Previous studies indicated that FAK inhibitors might enhance the effect of various chemotherapeutic agents such as paclitaxel and cisplatin in ovarian cancer and pancreatic neuroendocrine tumors, respectively [9, 47]. In the current study, two cell lines were tested in combination with cisplatin, but no synergisms were detected in adherent growth assays. Nevertheless, the combination of BI 853520 with other cytotoxic or targeted treatment modalities directly reducing MPM cell survival might prove to be efficient in future studies. For instance, we have recently reported that MPM cells co-express various FGFs and FGF receptors and, moreover, that inhibition of FGF receptor activity reduces MPM cell growth and migration and synergizes with chemo- and radiotherapy in vivo [48]. Because novel multitarget inhibitors have already been developed that can target certain tyrosine kinases and FAK simultaneously (e.g., PHM16, a novel dual FAK/FGFR2 inhibitor with potent anti-tumor and anti-angiogenic activities [49]), the simultaneous inhibition of FAK and FGFRs is a promising novel approach that should be investigated in human MPM models as well.

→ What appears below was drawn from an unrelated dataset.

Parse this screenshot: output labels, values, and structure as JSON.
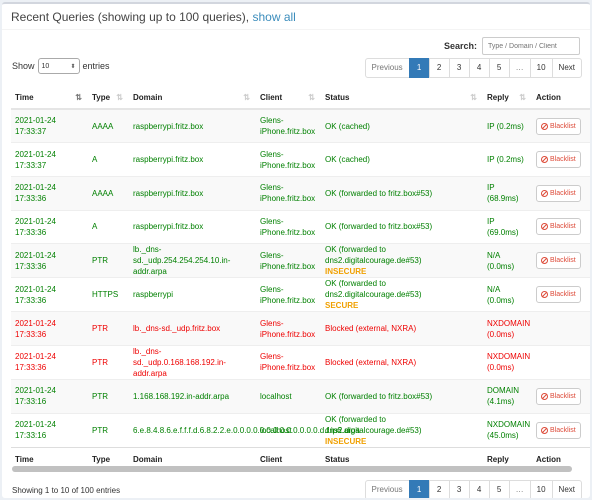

The recent phase 3 MAPS (Mesothelioma Avastin Cisplatin Pemetrexed Study) trial demonstrated increased OS in unresectable MPM from adding bevacizumab to standard-of-care chemotherapy [2], indicating that targeting the tumor vasculature might be an effective anti-MPM strategy. Despite this development, the prognosis of MPM remains dismal, and no additional molecularly targeted therapeutic option for MPM patients is available. The failure of the phase 2 placebo-controlled study of defactinib (VS-6063) in subjects with MPM (COMMAND), taken together with our finding that FAK inhibition can interfere with MPM spheroid growth in vitro and tumor growth and angiogenesis in vivo, highlights the importance of exploring combination therapeutic options to fully exploit the anti-tumor activity of FAK inhibitors in this fatal malignancy.

Conclusion

In conclusion, by investigating a large panel of MPM cell lines, we found that BI 853520, a novel, highly selective FAK inhibitor, has only limited activity in adherent 2D cell cultures, but it effectively inhibits the growth of 3D tumor spheroids. Moreover, BI 853520 blocked the growth of orthotopically growing human MPM xenografts in vivo. Additional studies are needed to further delineate the therapeutic value of BI 853520 in MPM.